Karen Lee White is Northern Salish, Tuscarora, Chippewa and Scots. At 19, she was adopted into the Daklaweidi Wolf Clan of the Interior Tlingit/Tagish people and taken on a lifelong journey of traditional healing and medicine practice. Karen is a Traditional Practitioner, Singer/Songwriter, Writer, Silversmith, and most recently, Artist. Karen believes all sorrow and tribulation can be transmuted into one’s Medicine Power. Deep trauma is a sacred gateway to profound understanding and empathy for oneself and others.


Susi McMillan moved 21 years ago from Germany, leaving an extensive career in the corporate world, feeling there was more to life. After travelling the world, she followed her Canadian husband west. Raising her two daughters and trying out different dreams, Susi ended up in a world working with little children and connecting them to nature.
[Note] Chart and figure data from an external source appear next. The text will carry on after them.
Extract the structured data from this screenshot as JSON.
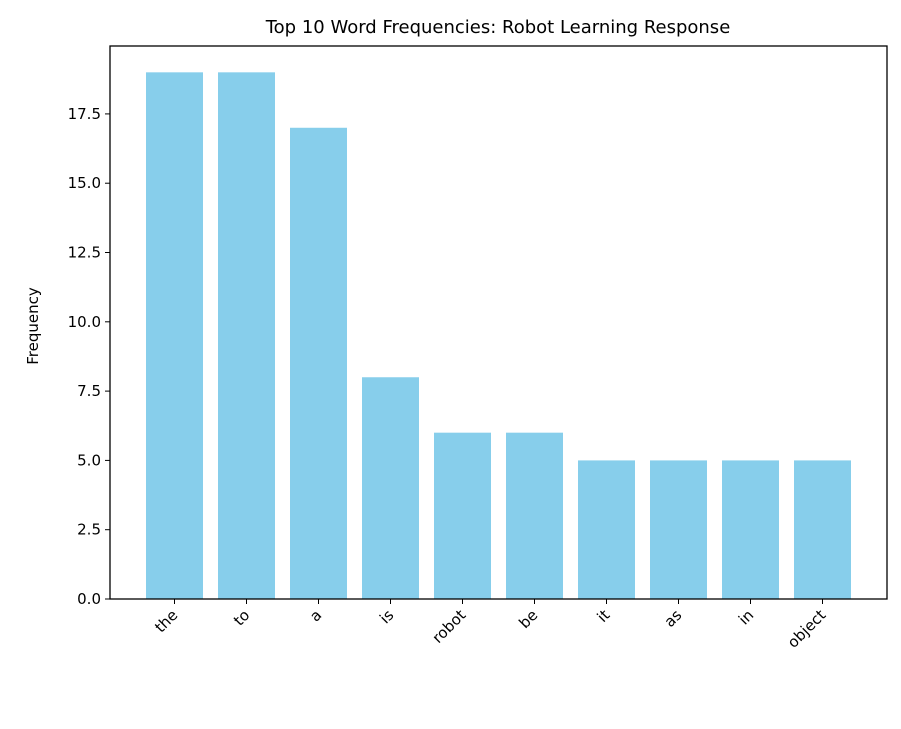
{
  "chart_data": {
    "type": "bar",
    "title": "Top 10 Word Frequencies: Robot Learning Response",
    "xlabel": "",
    "ylabel": "Frequency",
    "categories": [
      "the",
      "to",
      "a",
      "is",
      "robot",
      "be",
      "it",
      "as",
      "in",
      "object"
    ],
    "values": [
      19,
      19,
      17,
      8,
      6,
      6,
      5,
      5,
      5,
      5
    ],
    "ylim": [
      0,
      19.95
    ],
    "yticks": [
      0.0,
      2.5,
      5.0,
      7.5,
      10.0,
      12.5,
      15.0,
      17.5
    ],
    "ytick_labels": [
      "0.0",
      "2.5",
      "5.0",
      "7.5",
      "10.0",
      "12.5",
      "15.0",
      "17.5"
    ],
    "bar_color": "#87ceeb",
    "grid": false
  }
}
She found her way as a full-hearted German-Canadian with self-doubt cracks, torn between two worlds of feeling. When the marriage ended, the mental pain finally broke her. On her quest to repair and find new beginnings, she found healing with the help of her community in both countries, nature, and an understanding of the power of motherhood. Susi wishes to open the conversation about mental health as an everyday conversation for all ages toward kind humanity instead of a shameful or hidden subject.
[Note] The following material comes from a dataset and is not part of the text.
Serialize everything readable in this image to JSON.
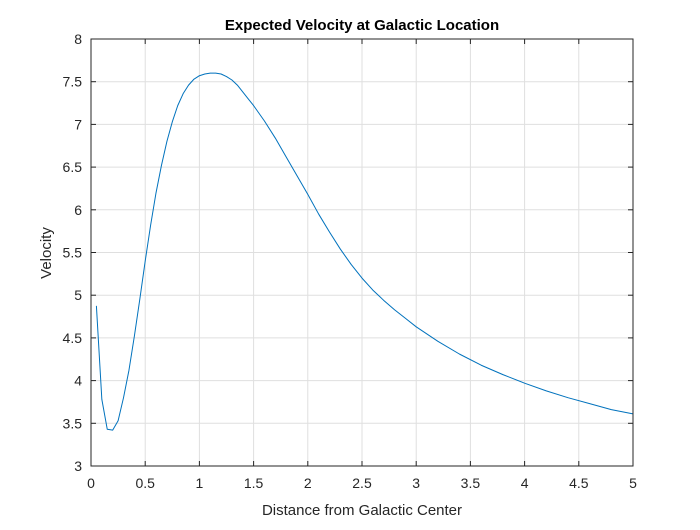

All that Grayson Lenner wants to do is write, record, and perform music. The Victoria, BC-based singer-songwriter’s original sound is a blend of indie-folk, pop, and contemporary rock – think John Mayer meets Ryan Adams. The young musician’s unique sound is a result of a lifetime in music. Recently landing top 15 in the Canadian Songwriter Challenge, Grayson is working towards his first solo studio album. Grayson has gained traction in his local music scene by combining meaningful lyrics with catchy melodies. Whether backed by a band or performing solo, Grayson’s authentic smooth voice and skillful guitar playing leave lasting impressions on audiences.
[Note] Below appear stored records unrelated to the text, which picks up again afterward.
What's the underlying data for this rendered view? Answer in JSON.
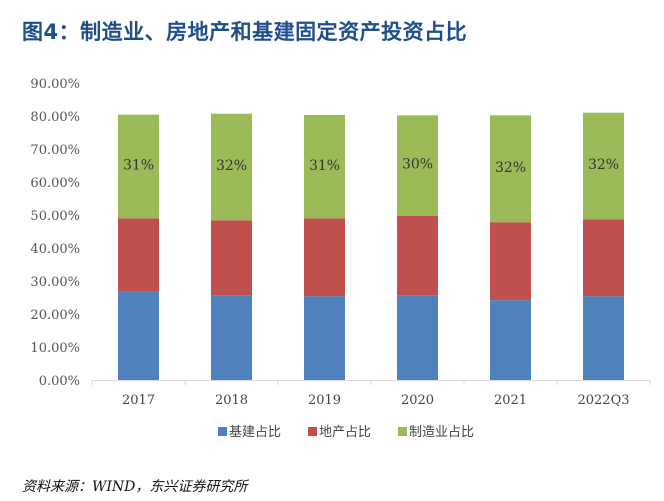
{
  "title": "图4：制造业、房地产和基建固定资产投资占比",
  "source": "资料来源：WIND，东兴证券研究所",
  "chart_data": {
    "type": "bar",
    "stacked": true,
    "title": "图4：制造业、房地产和基建固定资产投资占比",
    "xlabel": "",
    "ylabel": "",
    "ylim": [
      0,
      90
    ],
    "yticks": [
      0,
      10,
      20,
      30,
      40,
      50,
      60,
      70,
      80,
      90
    ],
    "ytick_labels": [
      "0.00%",
      "10.00%",
      "20.00%",
      "30.00%",
      "40.00%",
      "50.00%",
      "60.00%",
      "70.00%",
      "80.00%",
      "90.00%"
    ],
    "grid": false,
    "legend_position": "bottom",
    "categories": [
      "2017",
      "2018",
      "2019",
      "2020",
      "2021",
      "2022Q3"
    ],
    "series": [
      {
        "name": "基建占比",
        "color": "#4f81bd",
        "values": [
          26.7,
          25.7,
          25.4,
          25.7,
          24.2,
          25.4
        ]
      },
      {
        "name": "地产占比",
        "color": "#c0504d",
        "values": [
          22.3,
          22.7,
          23.6,
          24.1,
          23.6,
          23.3
        ]
      },
      {
        "name": "制造业占比",
        "color": "#9bbb59",
        "values": [
          31.4,
          32.3,
          31.3,
          30.4,
          32.4,
          32.3
        ],
        "data_labels": [
          "31%",
          "32%",
          "31%",
          "30%",
          "32%",
          "32%"
        ]
      }
    ]
  }
}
Caleigh Hunter (she, her) began dancing at 7. After living, travelling, and dancing abroad for nearly five years, she is thrilled to be living, creating, dancing, and teaching back on Vancouver Island. Caleigh founded the Heels In Harmony dance shoe project, has her Teaching Associates in Tap and Modern Dance faculties (ISTD), and since 2015 has danced for local Contemporary company “Broken Rhythms.” Caleigh is passionate about all things movement; she is a BCRPA fitness and weights instructor, a 200hr Yoga instructor, and a Bachelor of Sport and Fitness Leadership. Caleigh co-owns RNS dance and believes movement creates empowered communities. Caleigh has worked with the Connection Project for two years and is grateful to be able to share a lens of artistic expression at this year’s event.


Ash Klimas grew up in a small conservative town on the Metro Vancouver area’s outskirts. In high school, Ashley easily fit the “tomboy” stereotype; she played in the high school band and excelled in sports. Ashley turned 17 and joined the Canadian Armed Forces (CAF) as a Medical Assistant (Medic) and never looked back. The military gave Ashley a purpose, a sense of community, and something to be proud of. After two tours to Afghanistan, Ashley received her first diagnosis of Adjustment Disorder. In 2012, Ash was posted to the West Coast on Vancouver Island and began taking steps to transition from female to male. Ash was at a highlight in his career; he was a medic on a ship with a crew that felt like family and about to start hormone therapy; life appeared to be perfect, but underneath, he was silently struggling. Following the experience of a catastrophic fire aboard his ship in 2014, Ash asked for help. After a 2017 PTSD diagnosis, with 17 years of service, Ashley was medically released from the CAF. For the first time, Ash didn’t know who he was, and he felt shame to call himself a veteran, felt fear if outed as transgender and judged for having a mental health condition. Today Ash finds purpose in playing, teaching, and learning with their kid. Has become comfortable identifying outside the binary gender norm. They found a spark in interest in working with electricity and are now pursuing a career as an electrician.


Amanda Hoy is originally from Salt Spring Island and is professionally trained in architecture and design. Her career aims to positively impact mental health and well-being by designing spaces we live in every day. Amanda has been an artist since she could hold a paintbrush; she creates a solid connection to nature through landscape art with various mediums. The process of creating artwork has always supported her mental health at times when she has struggled with depression. The expression of creative design, combined with her connection to nature, is the core element in maintaining her mental health and well-being and is also the inspiration for her professional career.